[PR #10678] [MERGED] server/sched.go: Added support for grouping GPUs ( significant VRAM reduction, Power-Consumption + Low-PCIe-speed performance gains) #75617

Closed
opened 2026-05-05 08:02:43 -05:00 by GiteaMirror · 0 comments
Owner

📋 Pull Request Information

Original PR: https://github.com/ollama/ollama/pull/10678
Author: @dan-and
Created: 5/12/2025
Status: Merged
Merged: 8/11/2025
Merged by: @jessegross

Base: mainHead: SCHED_SPREAD_compact


📝 Commits (10+)

  • 68f195c Added support for Grouping GPUs for modes based on the models RAM requirements.
  • eda0adc Merge branch 'ollama:main' into SCHED_SPREAD_compact
  • 0470916 Merge branch 'ollama:main' into SCHED_SPREAD_compact
  • 0647aff Merge branch 'ollama:main' into SCHED_SPREAD_compact
  • 8a16264 Merge branch 'ollama:main' into SCHED_SPREAD_compact
  • 9489c11 Refactored the minimal GPU subset concept as the original algorithm always calculated the overall memory requirement for all GPUs, which led to not fully utilized
  • 997f9ba Merge branch 'ollama:main' into SCHED_SPREAD_compact
  • 8f4fd18 Merge branch 'ollama:main' into SCHED_SPREAD_compact
  • 3c6cca5 Merge branch 'ollama:main' into SCHED_SPREAD_compact
  • 9c2fd94 OLLAMA_SCHED_SPREAD setting back to original true / falsch boolean.

📊 Changes

1 file changed (+35 additions, -25 deletions)

View changed files

📝 server/sched.go (+35 -25)

📄 Description

This patch modifies Ollama to allow grouping GPUs to memory-fit to the requested model, instead of the former algorithm of using one GPU distributing over all available GPUs.

Benefits:

  • Lower amount of (PCIe-)bus communication between GPUs - especially when they are not very high speed
  • Allowing unallocated GPUs to get into power-saving mode.
  • Significantly reduce VRAM allocation when using more than 2 GPUs in a system (see below)
  • Due to the reduced memory allocation, you can run more models simultaneously.

How to use:

  • OLLAMA_SCHED_SPREAD=0 (or keep it unset) to use only one GPU, and then evenly distribute the load across all GPUs. (old default behavior)
  • OLLAMA_SCHED_SPREAD=1 (or set to anything else) to evenly distribute the load across all GPUs. (old default behavior)
  • OLLAMA_SCHED_SPREAD=2 to keep the number of GPUs to a minimum and only use as many as needed to run the model.

Tests and Environment:

Like so many in the home-lab community, my Ollama server is built on a budget, which resulted in a low-power optimized server with 7 GPUs (Nvidia RTX 3060 - 12GB) with a total of 72GB VRAM.
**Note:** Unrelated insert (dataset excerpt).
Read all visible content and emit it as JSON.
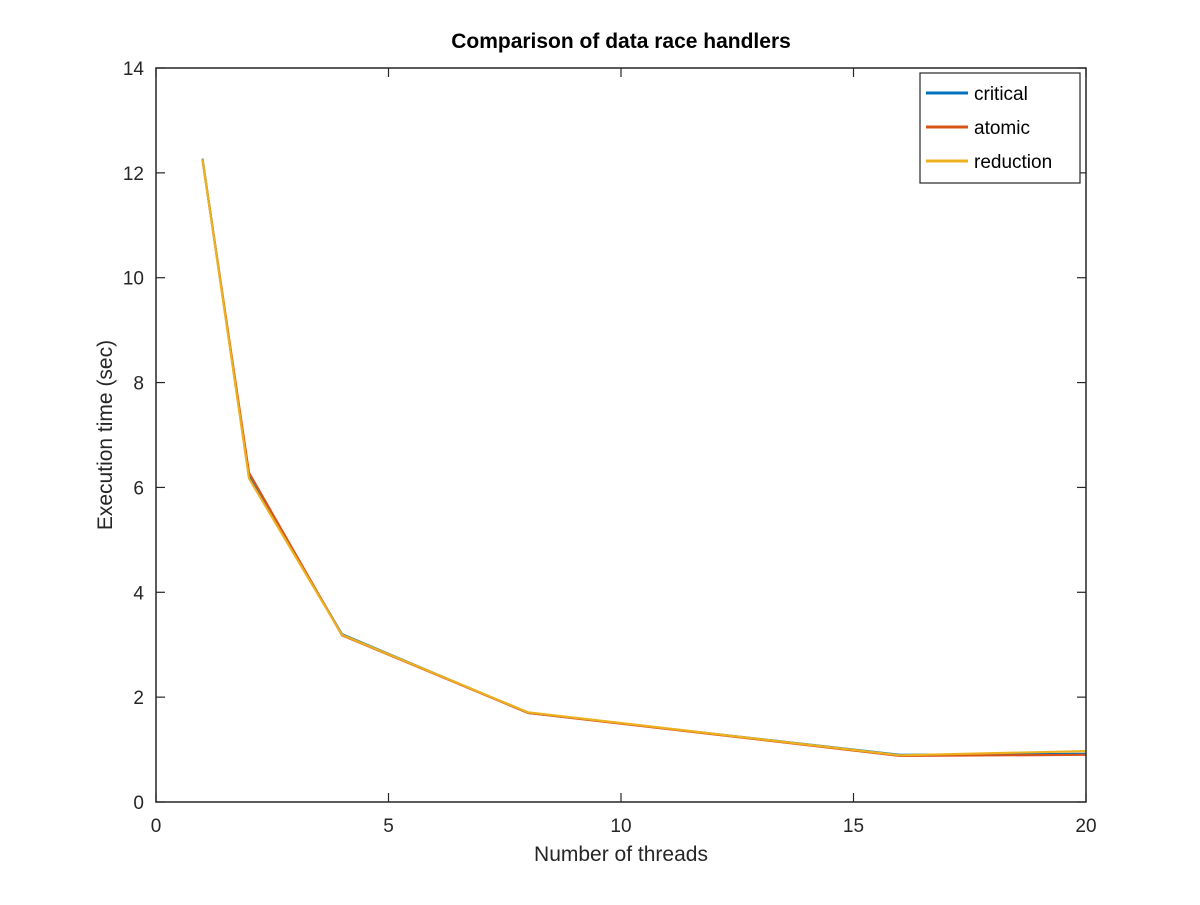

When using models which require around 30-40 GB, all GPUs have to run, which results in a higher power consumption and a huge overhead in VRAM allocation. With this patch, just a few models are in use, which powers down all other GPUs to around 3 watts.
Since the server (Ryzen 5500G / Asus Prime B450) is not enterprise grade, the PCIe bus far slower, which also slows down the utilization when using too many GPUs with one single model.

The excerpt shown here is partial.